En dépit d'un contexte qui pourrait supposer une certaine solidarité européenne vis-à-vis du peuple grec – la gestion de flux de populations migrantes et de camps de réfugiés où s'entassent dans une situation humanitaire alarmante plusieurs dizaines de milliers de personnes – et de précédents historiques – l'annulation de la dette de la République fédérale allemande à hauteur de 60% en février 1953 –, l'Union européenne poursuit sa logique budgétaire marquée par une austérité dogmatique et socialement mortifère. Logique qui accentue pourtant de manière inéluctable le fossé entre les peuples européens et les « élites » politiques et financières.

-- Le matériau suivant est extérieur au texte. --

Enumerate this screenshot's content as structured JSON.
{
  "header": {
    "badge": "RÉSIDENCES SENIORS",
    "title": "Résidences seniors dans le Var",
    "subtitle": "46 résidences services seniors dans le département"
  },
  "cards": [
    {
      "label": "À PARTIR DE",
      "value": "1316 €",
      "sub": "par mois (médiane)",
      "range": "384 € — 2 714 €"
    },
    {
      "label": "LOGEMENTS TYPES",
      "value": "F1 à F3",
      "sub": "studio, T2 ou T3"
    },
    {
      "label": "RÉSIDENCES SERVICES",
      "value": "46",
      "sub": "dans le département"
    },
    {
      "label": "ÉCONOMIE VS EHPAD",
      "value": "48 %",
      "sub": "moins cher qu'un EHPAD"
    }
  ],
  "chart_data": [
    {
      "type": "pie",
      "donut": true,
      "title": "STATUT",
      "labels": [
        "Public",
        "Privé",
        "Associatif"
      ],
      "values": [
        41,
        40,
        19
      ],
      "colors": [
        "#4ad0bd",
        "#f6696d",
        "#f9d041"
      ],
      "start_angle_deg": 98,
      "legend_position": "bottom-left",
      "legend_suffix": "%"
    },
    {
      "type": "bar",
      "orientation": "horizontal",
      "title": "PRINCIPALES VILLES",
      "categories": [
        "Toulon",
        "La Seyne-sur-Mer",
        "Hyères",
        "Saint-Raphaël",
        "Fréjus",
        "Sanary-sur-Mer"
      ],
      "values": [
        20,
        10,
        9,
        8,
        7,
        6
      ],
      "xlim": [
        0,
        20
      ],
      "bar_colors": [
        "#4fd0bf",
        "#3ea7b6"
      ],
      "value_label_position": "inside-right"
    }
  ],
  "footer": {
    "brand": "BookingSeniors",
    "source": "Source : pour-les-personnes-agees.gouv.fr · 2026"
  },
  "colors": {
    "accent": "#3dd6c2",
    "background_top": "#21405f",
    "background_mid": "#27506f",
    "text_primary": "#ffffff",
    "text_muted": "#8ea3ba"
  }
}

La Commission européenne vient de déclarer l'Espagne et le Portugal en « dérapage » budgétaire et pourrait, en conséquence, annoncer rapidement une sanction, leur déficit n'étant toujours pas passé, en 2015, sous le seuil des 3% du PIB théoriquement imposé par les traités. Cette éventuelle sanction choquante quand on considère l'ampleur des efforts déjà consentis par les Portugais et les Espagnols depuis 2008 pourrait se traduire par une amende équivalente à 0,2% du PIB et par la suspension de certains fonds structurels dont bénéficient les deux pays. Bruxelles laisse un délai de trois semaines pour que les gouvernements espagnol et portugais présentent une série de mesures pour corriger leur « dérive » budgétaire. Un an après ce fameux référendum grec foulé aux pieds par la Troïka, le symbole serait terrible. À l'heure où la gauche portugaise a constitué une alliance inédite pour mettre un terme à l'austérité (suite au scrutin d'octobre 2015) et où le mouvement Podemos s'inscrit durablement dans le paysage politique espagnol (avec plus de 20% des voix aux législatives de décembre 2015 comme à celles de juin 2016), l'UE n'a toujours pas compris l'impact de ce type de posture sur la démocratie européenne, pas plus que ne l'ont d'ailleurs compris les gouvernements allemands et français. Si aucun changement dans les rapports de force intra-européens n'est à prévoir dans les années à venir, on peut supposer que les situations de désespoir social et la dégradation des rapports entre gouvernants et citoyens vont se poursuivre, accentuant par ailleurs le discrédit de la démocratie autant que de l'idéal de la construction européenne.